Cockerton: “Be aware that children copy you. So show them how to be resilient in the right way. Train their brain to deal with difficult/stressful situations. (Also read the lecture she gave at the first meeting of the Canadian CMTC-OVM about bullying).
Dutch CMTC-OVM organisation (Lex van der Heijden)
Lex started his talk about the foundation of the CMTC organization in 1997 after the birth of his daughter. Using a photo and a brief description, he tells about the symptoms of CMTC (see the CMTC website for more information on this). CMTC is especially visible if the patient is cold.
The association receives many questions, some of these questions are about the use of laser for CMTC-markings. Lex refers to the article about this topic that has been written by Prof. Dr. Arnold Oranje (It can be found on the website: Laser treatment). In summary, the effect of laser on the markings gives the best results in the face and the more down to the feet, the worse the result. Small children have to be anaesthetized for the treatment and this is not recommended.
Lex also describes the emergence of different organizations (Canada and USA). Lex started in the USA in 2005, and as the number of people grew, it was decided to set up an independent organization. Nancy and Hank Fowler and Lex originally founded this organization. Jennifer has started the organization in Canada. Members of the U.S. and Canadian organizations have free access to the Dutch website, available in both English and Dutch.
The Dutch organization has started a number of years ago with the genetic research into the cause of CMTC. This has been delayed by various causes, but it is expected that the research will continue in the third quarter of 2017. The research is conducted in Canada by Dr. Millan Patel.
A brand new website is in development that is responsive to different devices either desktop/smartphone or tablet. Lex showed some pictures of the new design.
The Netherlands is working on a new system in which the patient has all the medical information available (general practitioner, hospital, etc.) in which the patient is in charge and thus determines who has access to his / her medical data. In particular, in patients with rare diseases, medical data is often spread over many sources and it is extremely difficult to get and keep an overview. This data is available 24 hours a day from virtually any location.

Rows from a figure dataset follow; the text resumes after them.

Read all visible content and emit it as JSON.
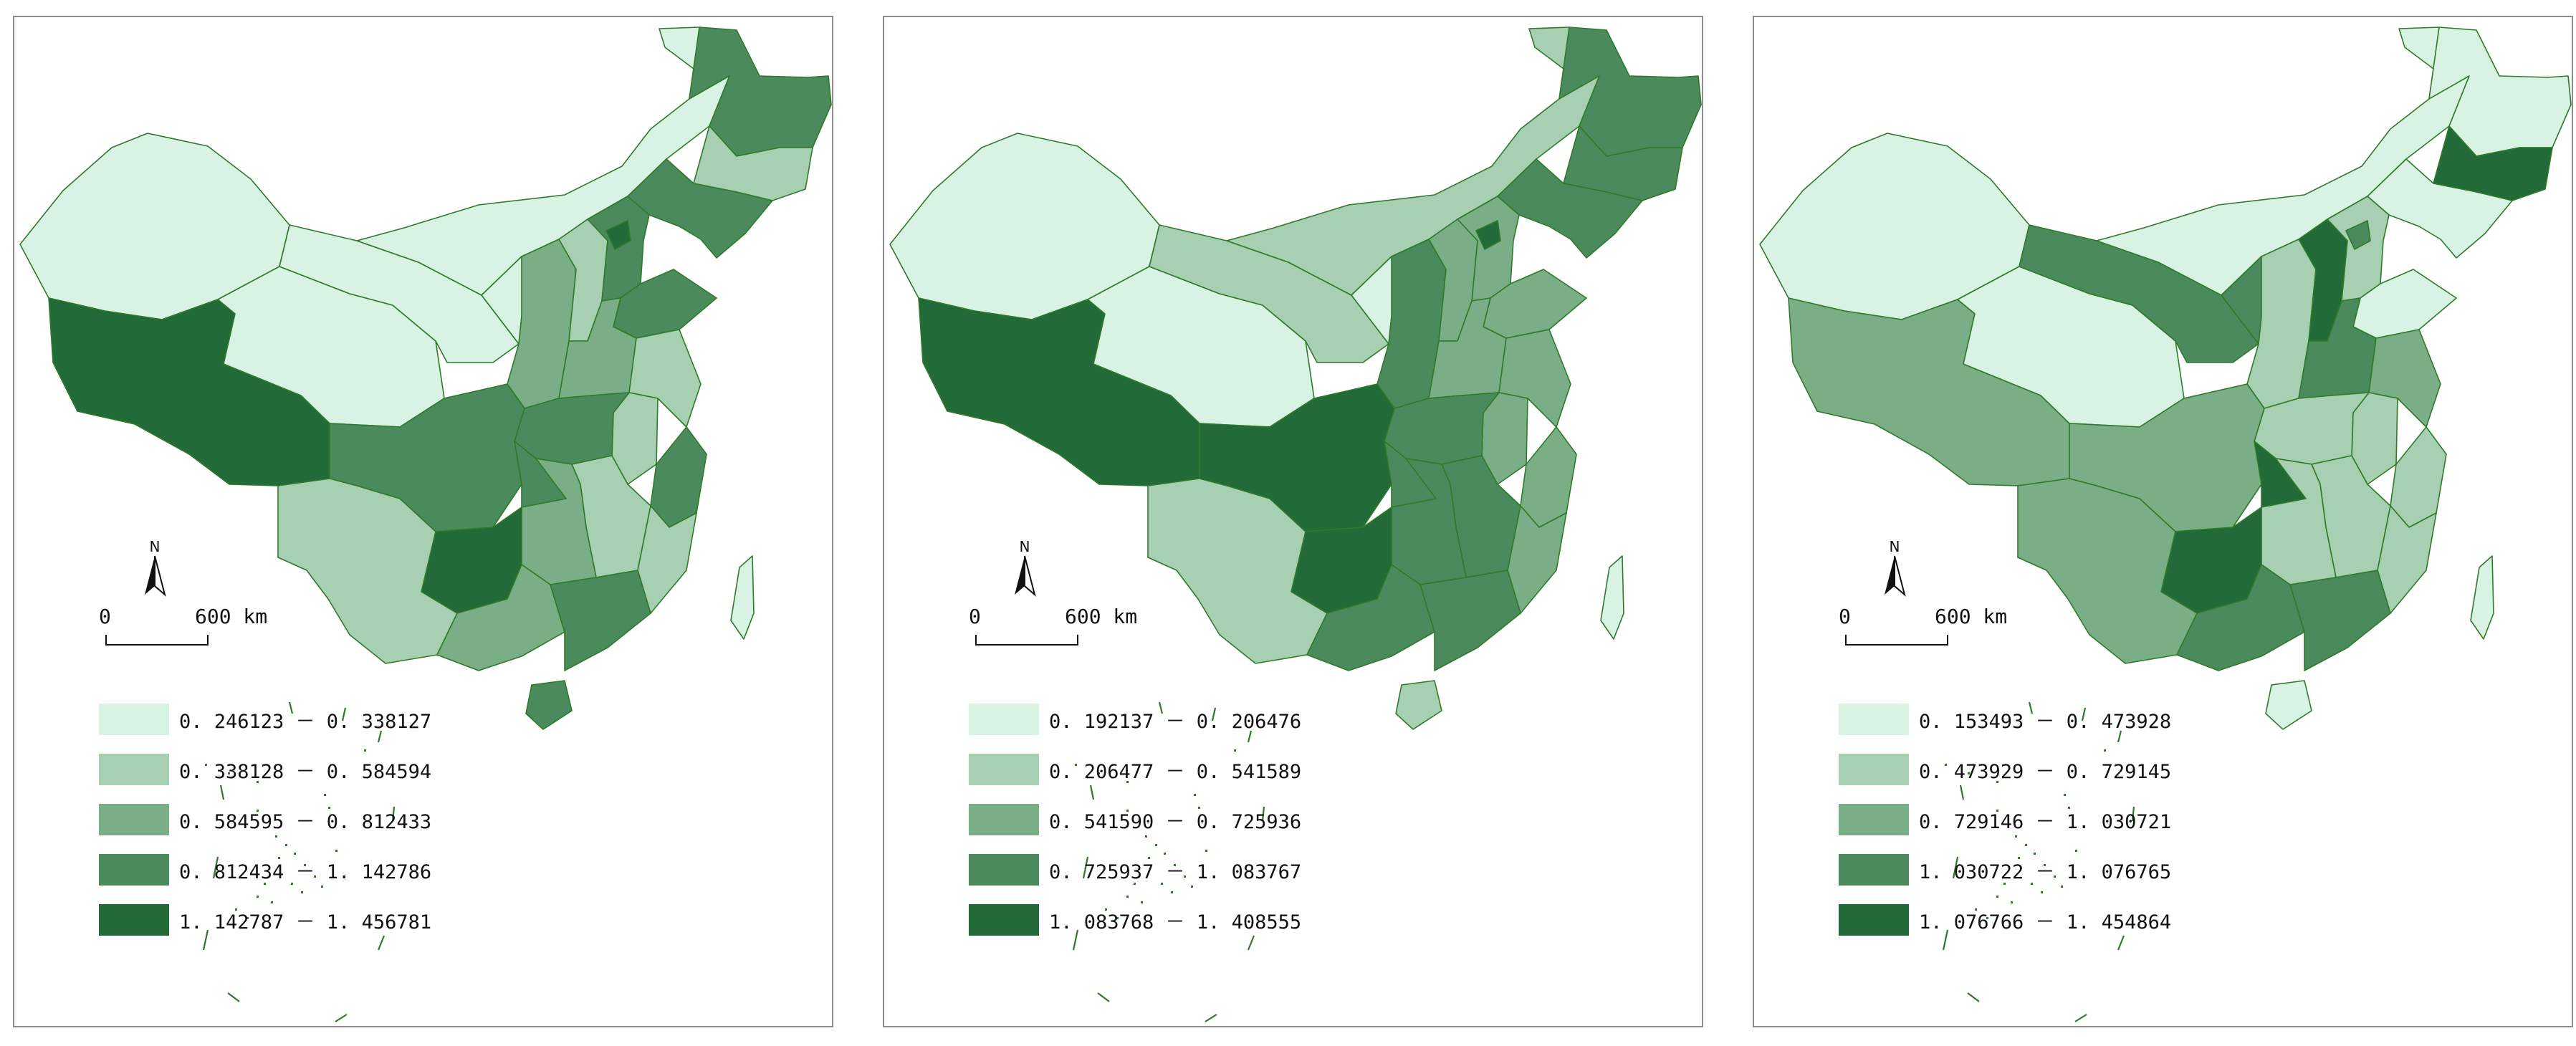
{
  "scale_bar": {
    "start": "0",
    "end": "600 km"
  },
  "north_arrow": {
    "label": "N"
  },
  "palette": [
    "#d8f2e4",
    "#a7cfb1",
    "#7aae86",
    "#4a8a5c",
    "#226a38"
  ],
  "border_color": "#2f7a2a",
  "panels": [
    {
      "legend": [
        {
          "label": "0. 246123 － 0. 338127",
          "color": "#d8f2e4"
        },
        {
          "label": "0. 338128 － 0. 584594",
          "color": "#a7cfb1"
        },
        {
          "label": "0. 584595 － 0. 812433",
          "color": "#7aae86"
        },
        {
          "label": "0. 812434 － 1. 142786",
          "color": "#4a8a5c"
        },
        {
          "label": "1. 142787 － 1. 456781",
          "color": "#226a38"
        }
      ]
    },
    {
      "legend": [
        {
          "label": "0. 192137 － 0. 206476",
          "color": "#d8f2e4"
        },
        {
          "label": "0. 206477 － 0. 541589",
          "color": "#a7cfb1"
        },
        {
          "label": "0. 541590 － 0. 725936",
          "color": "#7aae86"
        },
        {
          "label": "0. 725937 － 1. 083767",
          "color": "#4a8a5c"
        },
        {
          "label": "1. 083768 － 1. 408555",
          "color": "#226a38"
        }
      ]
    },
    {
      "legend": [
        {
          "label": "0. 153493 － 0. 473928",
          "color": "#d8f2e4"
        },
        {
          "label": "0. 473929 － 0. 729145",
          "color": "#a7cfb1"
        },
        {
          "label": "0. 729146 － 1. 030721",
          "color": "#7aae86"
        },
        {
          "label": "1. 030722 － 1. 076765",
          "color": "#4a8a5c"
        },
        {
          "label": "1. 076766 － 1. 454864",
          "color": "#226a38"
        }
      ]
    }
  ]
}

For this occasion, Lex had composed a typical Dutch package consisting of a canvas bag with Dutch stroop waffles and chocolate for all families. In addition, Lex had taken a great deal of Dutch clogs in the form of soft slippers. The responses of the attendants were very good and they were surprised.
Jennifer had compiled a beautiful folder containing good and practical information about bullying at schools. The Canadian Red Cross has very interesting information on this subject.